As imagens do Natal surreal segundo
Salvador Dalí: no alto e acima, o artista
fotografado em seu castelo em Cadaqués,
Espanha, no Natal de 1970, pelo turco
Ara Güller. Também acima, Dalí e Gala,
sua musa e agente que direcionou sua carreira
durante décadas, fotografados na cerimônia do
casamento civil, em 1934, por Eric Schaal.
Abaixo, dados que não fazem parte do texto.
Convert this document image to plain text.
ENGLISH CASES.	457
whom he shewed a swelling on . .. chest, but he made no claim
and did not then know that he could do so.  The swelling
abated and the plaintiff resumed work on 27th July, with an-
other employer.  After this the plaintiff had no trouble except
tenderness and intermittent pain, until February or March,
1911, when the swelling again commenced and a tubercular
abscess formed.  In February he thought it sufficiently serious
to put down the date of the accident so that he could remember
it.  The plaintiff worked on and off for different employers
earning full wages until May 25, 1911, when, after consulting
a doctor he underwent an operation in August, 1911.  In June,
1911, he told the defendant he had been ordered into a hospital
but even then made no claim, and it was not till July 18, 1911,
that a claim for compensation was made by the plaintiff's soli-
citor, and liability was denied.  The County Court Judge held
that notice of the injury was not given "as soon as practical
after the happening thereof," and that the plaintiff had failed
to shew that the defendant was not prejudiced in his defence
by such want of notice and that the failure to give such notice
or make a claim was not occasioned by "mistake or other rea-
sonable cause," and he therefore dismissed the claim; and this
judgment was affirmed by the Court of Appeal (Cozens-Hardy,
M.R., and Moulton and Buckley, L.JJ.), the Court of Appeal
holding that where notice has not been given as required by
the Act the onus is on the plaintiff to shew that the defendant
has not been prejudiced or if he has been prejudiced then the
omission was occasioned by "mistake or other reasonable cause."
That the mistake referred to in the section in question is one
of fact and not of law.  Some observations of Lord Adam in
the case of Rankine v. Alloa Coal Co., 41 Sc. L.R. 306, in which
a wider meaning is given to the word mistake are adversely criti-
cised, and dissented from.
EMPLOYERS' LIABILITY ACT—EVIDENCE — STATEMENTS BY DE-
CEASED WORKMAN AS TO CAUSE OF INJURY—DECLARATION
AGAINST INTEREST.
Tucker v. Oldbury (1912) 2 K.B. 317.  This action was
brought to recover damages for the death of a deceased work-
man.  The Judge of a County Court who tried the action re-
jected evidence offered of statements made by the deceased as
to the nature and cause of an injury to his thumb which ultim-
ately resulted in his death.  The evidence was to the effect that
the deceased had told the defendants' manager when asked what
Abaixo, Crucifixión, Cristo en la cruz,
aquarela criada sob encomenda para uma
edição de luxo da Bíblia Sagrada, em 1964.
Também abaixo, dois cartões de Natal
criados sob encomenda: o primeiro para
a empresa farmacêutica Hoechst Ibérica
(Anjo de Natal, 1967) e o segundo para
editora Hallmark na década de 1950












Dalí também merece destaque, entre os mestres da arte no século 20, como um dos que mais produziram, segundo apontam seus mais importantes biógrafos, Robert Descharnes e Gilles Néret. Suas obras, disputadas pelos grandes museus, estão em sua maioria nas coleções do Museu Salvador Dalí em Saint Petersbourg, na Flórida, Estados Unidos, e na Fundação Gala-Salvador Dalí, na Espanha. A fundação, criada pelo próprio Dalí, em 1983, administra três museus na Catalunha: a sede, em Figueras, e as duas residências de Dalí e Gala, sua esposa e musa inspiradora desde 1929, transformadas, após a morte do artista, no Teatro-Museu Dalí, também em Figueras, e no Museu Port Lligat, em Cadaqués.



Uma trajetória de polêmicas



O acervo do Catálogo Raissoné das obras de Dalí conta, entre suas peças mais valiosas, com mais de 1.500 quadros que se inscrevem entre as mais celebradas e reproduzidas pinturas do último século. Também fazem parte do acervo completo mais de uma centena de esculturas, milhares de desenhos e ilustrações feitas sob encomenda para livros e revistas, cartazes publicitários, obras realizadas em colaborações e parcerias para teatro e cinema, cartas e manuscritos autobiográficos, séries de performances em fotografias, entrevistas e vários outros projetos, todos com o traço e as formas inconfundíveis das criações de Salvador Dalí.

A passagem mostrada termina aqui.